Echinacea gains new legitimacy

For many years, scientists have debated whether or not echinacea helps banish colds; some studies have suggested a benefit while others have not. Now, a large meta-analysis suggests that the popular herbal remedy really does decrease the incidence and duration of the common cold.

Researchers at the University of Connecticut School of Pharmacy in Storrs examined 14 randomized, controlled clinical trials involving more than 1,300 patients followed for echinacea’s effect on preventing colds and more than 1,600 patients followed for echinacea’s effect on limiting the duration of colds.
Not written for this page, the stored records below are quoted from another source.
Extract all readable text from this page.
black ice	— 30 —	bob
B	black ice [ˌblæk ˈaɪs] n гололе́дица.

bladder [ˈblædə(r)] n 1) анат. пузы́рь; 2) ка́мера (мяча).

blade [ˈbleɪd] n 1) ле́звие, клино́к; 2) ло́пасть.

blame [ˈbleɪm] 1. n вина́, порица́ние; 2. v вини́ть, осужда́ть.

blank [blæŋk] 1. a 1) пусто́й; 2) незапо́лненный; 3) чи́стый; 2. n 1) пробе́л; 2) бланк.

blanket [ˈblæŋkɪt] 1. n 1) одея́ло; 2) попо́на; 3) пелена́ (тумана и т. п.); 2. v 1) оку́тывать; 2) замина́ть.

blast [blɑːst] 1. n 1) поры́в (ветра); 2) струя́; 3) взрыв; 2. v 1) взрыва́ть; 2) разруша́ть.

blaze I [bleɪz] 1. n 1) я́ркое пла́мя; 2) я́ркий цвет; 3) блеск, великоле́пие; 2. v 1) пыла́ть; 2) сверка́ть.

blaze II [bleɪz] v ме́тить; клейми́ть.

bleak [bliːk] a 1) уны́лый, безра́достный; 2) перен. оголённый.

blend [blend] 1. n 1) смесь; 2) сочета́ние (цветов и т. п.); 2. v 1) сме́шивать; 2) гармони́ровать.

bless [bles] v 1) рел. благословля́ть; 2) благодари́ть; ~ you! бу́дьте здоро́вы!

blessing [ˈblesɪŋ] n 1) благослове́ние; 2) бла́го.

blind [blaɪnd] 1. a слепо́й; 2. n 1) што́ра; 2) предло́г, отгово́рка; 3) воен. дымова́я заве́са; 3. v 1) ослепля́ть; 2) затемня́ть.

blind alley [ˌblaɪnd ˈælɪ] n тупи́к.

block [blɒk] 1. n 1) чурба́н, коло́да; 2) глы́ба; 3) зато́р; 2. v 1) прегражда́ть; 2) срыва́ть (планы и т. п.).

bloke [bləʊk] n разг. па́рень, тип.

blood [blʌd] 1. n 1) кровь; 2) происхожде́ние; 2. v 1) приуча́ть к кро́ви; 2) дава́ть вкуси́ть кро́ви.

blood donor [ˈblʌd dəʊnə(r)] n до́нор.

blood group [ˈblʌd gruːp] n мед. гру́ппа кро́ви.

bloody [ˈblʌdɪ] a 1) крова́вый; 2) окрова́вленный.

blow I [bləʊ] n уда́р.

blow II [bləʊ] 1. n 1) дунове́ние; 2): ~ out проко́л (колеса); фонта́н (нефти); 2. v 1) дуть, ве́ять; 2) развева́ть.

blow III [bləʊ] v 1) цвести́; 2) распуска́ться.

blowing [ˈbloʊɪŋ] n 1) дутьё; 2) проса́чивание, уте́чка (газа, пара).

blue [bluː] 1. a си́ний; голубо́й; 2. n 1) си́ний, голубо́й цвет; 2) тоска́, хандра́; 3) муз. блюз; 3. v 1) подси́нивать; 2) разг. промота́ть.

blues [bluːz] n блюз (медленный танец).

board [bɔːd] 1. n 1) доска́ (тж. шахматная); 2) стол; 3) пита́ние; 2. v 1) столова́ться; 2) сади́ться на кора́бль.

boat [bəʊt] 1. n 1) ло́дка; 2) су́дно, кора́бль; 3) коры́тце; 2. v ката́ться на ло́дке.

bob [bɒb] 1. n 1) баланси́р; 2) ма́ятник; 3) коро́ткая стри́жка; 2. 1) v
The investigators found that the herb decreased a person’s odds of developing a common cold by 58% and reduced the duration of colds by 1.4 days. Moreover, echinacea reduced a person’s chances of catching a cold whether it was taken alone or in combination with other supplements, such as vitamin C, lemongrass, and eucalyptus, among others.
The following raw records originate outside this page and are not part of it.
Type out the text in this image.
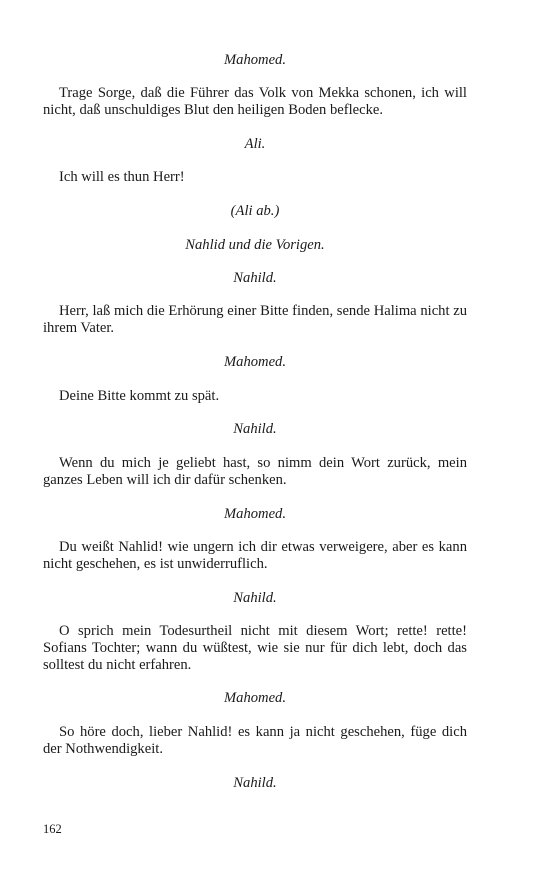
Mahomed.

Trage Sorge, daß die Führer das Volk von Mekka schonen, ich will nicht, daß unschuldiges Blut den heiligen Boden beflecke.

Ali.

Ich will es thun Herr!

(Ali ab.)

Nahlid und die Vorigen.

Nahild.

Herr, laß mich die Erhörung einer Bitte finden, sende Halima nicht zu ihrem Vater.

Mahomed.

Deine Bitte kommt zu spät.

Nahild.

Wenn du mich je geliebt hast, so nimm dein Wort zurück, mein ganzes Leben will ich dir dafür schenken.

Mahomed.

Du weißt Nahlid! wie ungern ich dir etwas verweigere, aber es kann nicht geschehen, es ist unwiderruflich.

Nahild.

O sprich mein Todesurtheil nicht mit diesem Wort; rette! rette! Sofians Tochter; wann du wüßtest, wie sie nur für dich lebt, doch das solltest du nicht erfahren.

Mahomed.

So höre doch, lieber Nahlid! es kann ja nicht geschehen, füge dich der Nothwendigkeit.

Nahild.

162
According to lead author Craig I. Coleman, PharmD, there may be several reasons why other echinacea studies failed to show such benefits. “Other studies may not have been large enough. Also, there are 200 viral strains known to cause colds. Maybe echinacea doesn’t work well against some strains but works great against others.”

Dr. Coleman believes echinacea works by stimulating the immune system. He suggests people start taking it at the first sign of a cold and continue taking it until the cold is gone. “Get a product displaying the ‘USP verified’ mark,” he adds, “and follow package directions” (Lancet Infect Dis 2007; 7:473-480).